"Kenapa, Nei? Saya serius, ini cerdas. Kita bisa mengajukan ini ke pemilik tanah. Entah Pak Wira atau Serunai Group, saya yakin mereka akan sepakat."
"Ya, silahkan Bapak ajukan. Saya tidak ikut."
Aku beringsut menjauh. Rasanya lelah sekali. Relawan kampung wisata hanya tinggal kami berdua. Satu orang lagi tak pernah kembali setelah mengatakan ada kesibukan di tempat lain. Yang lain sudah lama pergi.

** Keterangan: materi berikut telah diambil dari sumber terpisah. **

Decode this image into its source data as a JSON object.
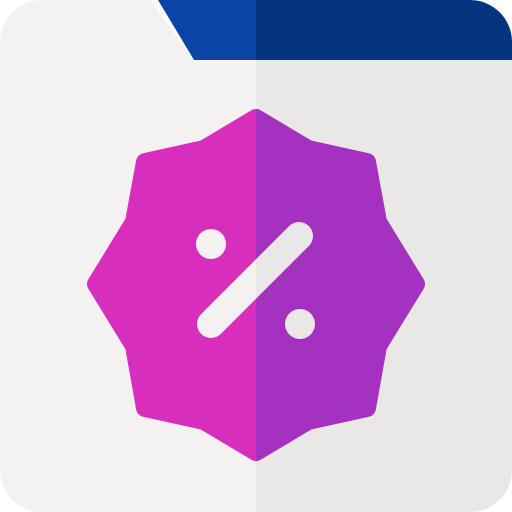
{
  "icon": {
    "name": "discount-folder-icon",
    "colors": {
      "folder_left": "#F3F2F1",
      "folder_right": "#E9E8E6",
      "tab_left": "#0A44A4",
      "tab_right": "#04347E",
      "badge_left": "#D82EBE",
      "badge_right": "#A431C0",
      "symbol_left": "#F3F2F1",
      "symbol_right": "#E9E8E6"
    }
  }
}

Wajar, bernapas saja menjadi terlalu menyakitkan di sini. Empat puluh enam penghuni yang tersisa berada di titik nadir nyawa mereka. Menunggu keajaiban untuk hadir di pergelaran hidup tanpa intaian malaikat maut.
Pak Wangsa mengikutiku. "Ada apa, Nei?"
"Saya tidak sanggup berhadapan dengan mereka, Pak."
Pak Wangsa memandangku simpati. "Apa karena... yang telah berlalu?"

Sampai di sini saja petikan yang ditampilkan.